Statistical modeling of methylene blue dye adsorption by high surface area mesoporous activated carbon from bamboo chip using KOH-assisted thermal activation

• Published in: Energy, ecology and environment (Online) Vol. 5; no. 6; pp. 456 - 469
• Main Authors: Jawad, Ali H., Abdulhameed, Ahmed Saud
• Format: Journal Article
• Language: English
• Published: College Park, MD Joint Center on Global Change and Earth System Science of the University of Maryland and Beijing Normal University 01.12.2020; Springer Nature B.V
• Subjects: Activated carbon; Adsorbents; Adsorption; Aqueous solutions; Bamboo; Biomass; Carbon; Cationic dyes; Chemical composition; Dyes; Ecology; Electrostatic properties; Energy; Environment; Fourier transforms; Functional groups; Lignocellulose; Mathematical models; Methylene blue; Original Article; Particle size; Physical characteristics; Potash; Potassium; Precursors; Pyrolysis; Response surface methodology; Statistical models; Surface area; Surface chemistry; Variables; Malaysia; KOH activation; Response surface methodology; Methylene blue dye; Modeling; Activated carbon; Bamboo chip
• ISSN: 2363-7692; 2363-8338
• DOI: 10.1007/s40974-020-00177-z

Bamboo chip (BC) biomass was used as an alternative precursor for producing high surface area and mesoporous bamboo chip activated carbon using KOH activation with pyrolysis process. Various characterization methods were employed to study the morphological characteristics, material crystallinity, surface area property, elemental composition, and surface functional group of the bamboo chip activated carbon (BCAC). The Brunauer–Emmett–Teller analysis showed that the bamboo chip activated carbon has a high surface area (720.69 m 2 /g) and mesoporous structure (mean pore diameter 7.32 nm). The adsorption property of bamboo chip activated carbon for the removal of methylene blue (MB) from aqueous media was evaluated. The effect of key adsorption parameters such as the bamboo chip activated carbon dose (A: 0.02–0.1 g/L), pH (B: 3–10), temperature (C: 30–50 °C), and time (D: 5–20 min) was optimized using a response surface methodology–Box–Behnken design. The kinetics of adsorption obeyed a pseudo-first order.
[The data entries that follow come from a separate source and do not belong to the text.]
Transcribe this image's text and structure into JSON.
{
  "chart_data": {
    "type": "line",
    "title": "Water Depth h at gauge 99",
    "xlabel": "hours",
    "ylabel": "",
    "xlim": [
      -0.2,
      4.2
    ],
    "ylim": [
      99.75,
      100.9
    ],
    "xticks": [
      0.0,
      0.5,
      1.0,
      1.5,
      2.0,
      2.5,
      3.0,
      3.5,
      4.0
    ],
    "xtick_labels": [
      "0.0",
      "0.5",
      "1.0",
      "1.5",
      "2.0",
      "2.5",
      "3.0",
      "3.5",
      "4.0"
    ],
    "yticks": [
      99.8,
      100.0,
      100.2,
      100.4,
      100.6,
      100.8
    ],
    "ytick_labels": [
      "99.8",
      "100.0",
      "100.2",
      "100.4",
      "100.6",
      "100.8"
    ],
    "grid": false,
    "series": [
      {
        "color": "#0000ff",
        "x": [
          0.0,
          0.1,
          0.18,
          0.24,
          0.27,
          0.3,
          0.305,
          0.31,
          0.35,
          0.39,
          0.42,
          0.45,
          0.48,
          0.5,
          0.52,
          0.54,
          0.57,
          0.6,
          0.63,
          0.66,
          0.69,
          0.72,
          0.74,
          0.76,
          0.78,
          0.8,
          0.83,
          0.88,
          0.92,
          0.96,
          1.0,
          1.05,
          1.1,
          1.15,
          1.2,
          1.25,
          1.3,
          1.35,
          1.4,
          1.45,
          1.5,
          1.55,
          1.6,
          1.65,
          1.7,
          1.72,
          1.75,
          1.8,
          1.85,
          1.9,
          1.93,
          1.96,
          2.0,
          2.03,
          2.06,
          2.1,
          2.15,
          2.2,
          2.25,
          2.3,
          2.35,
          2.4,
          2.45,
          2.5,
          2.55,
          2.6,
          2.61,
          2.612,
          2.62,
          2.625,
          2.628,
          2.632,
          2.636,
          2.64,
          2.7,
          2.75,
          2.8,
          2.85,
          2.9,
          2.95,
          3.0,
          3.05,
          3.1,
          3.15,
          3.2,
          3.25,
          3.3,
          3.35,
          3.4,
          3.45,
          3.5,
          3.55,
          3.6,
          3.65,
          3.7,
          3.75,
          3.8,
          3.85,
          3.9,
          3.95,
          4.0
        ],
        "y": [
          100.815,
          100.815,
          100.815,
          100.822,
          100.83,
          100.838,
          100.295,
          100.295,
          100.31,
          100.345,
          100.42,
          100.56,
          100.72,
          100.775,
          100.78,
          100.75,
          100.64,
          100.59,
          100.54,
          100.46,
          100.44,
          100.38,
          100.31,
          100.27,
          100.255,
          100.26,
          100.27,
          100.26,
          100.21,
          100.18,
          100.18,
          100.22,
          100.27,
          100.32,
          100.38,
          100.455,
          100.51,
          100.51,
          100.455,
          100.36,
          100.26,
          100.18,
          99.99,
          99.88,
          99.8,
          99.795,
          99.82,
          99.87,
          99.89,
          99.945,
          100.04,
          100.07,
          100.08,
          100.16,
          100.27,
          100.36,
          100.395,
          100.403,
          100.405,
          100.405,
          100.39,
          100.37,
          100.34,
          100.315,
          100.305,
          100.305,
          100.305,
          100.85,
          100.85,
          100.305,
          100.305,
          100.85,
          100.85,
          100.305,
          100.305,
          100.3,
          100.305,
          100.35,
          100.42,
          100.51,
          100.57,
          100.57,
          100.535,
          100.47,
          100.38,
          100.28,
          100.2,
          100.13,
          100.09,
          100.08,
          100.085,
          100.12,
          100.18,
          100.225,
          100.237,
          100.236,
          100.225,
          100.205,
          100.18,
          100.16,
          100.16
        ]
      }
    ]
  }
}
The adsorption equilibrium was well described by the Freundlich isotherm model. The maximum adsorption capacity ( q m ) of MB dye was found to be 305.3 mg/g at 40 °C. The MB dye adsorption mechanism onto bamboo chip activated carbon surface indicates various dye–adsorbent interactions: electrostatic attraction, π – π interaction, and H-bonding. This study demonstrates the utility of bamboo chip as a biomass precursor for the efficient synthesis of activated carbon with favorable cationic dye adsorption properties.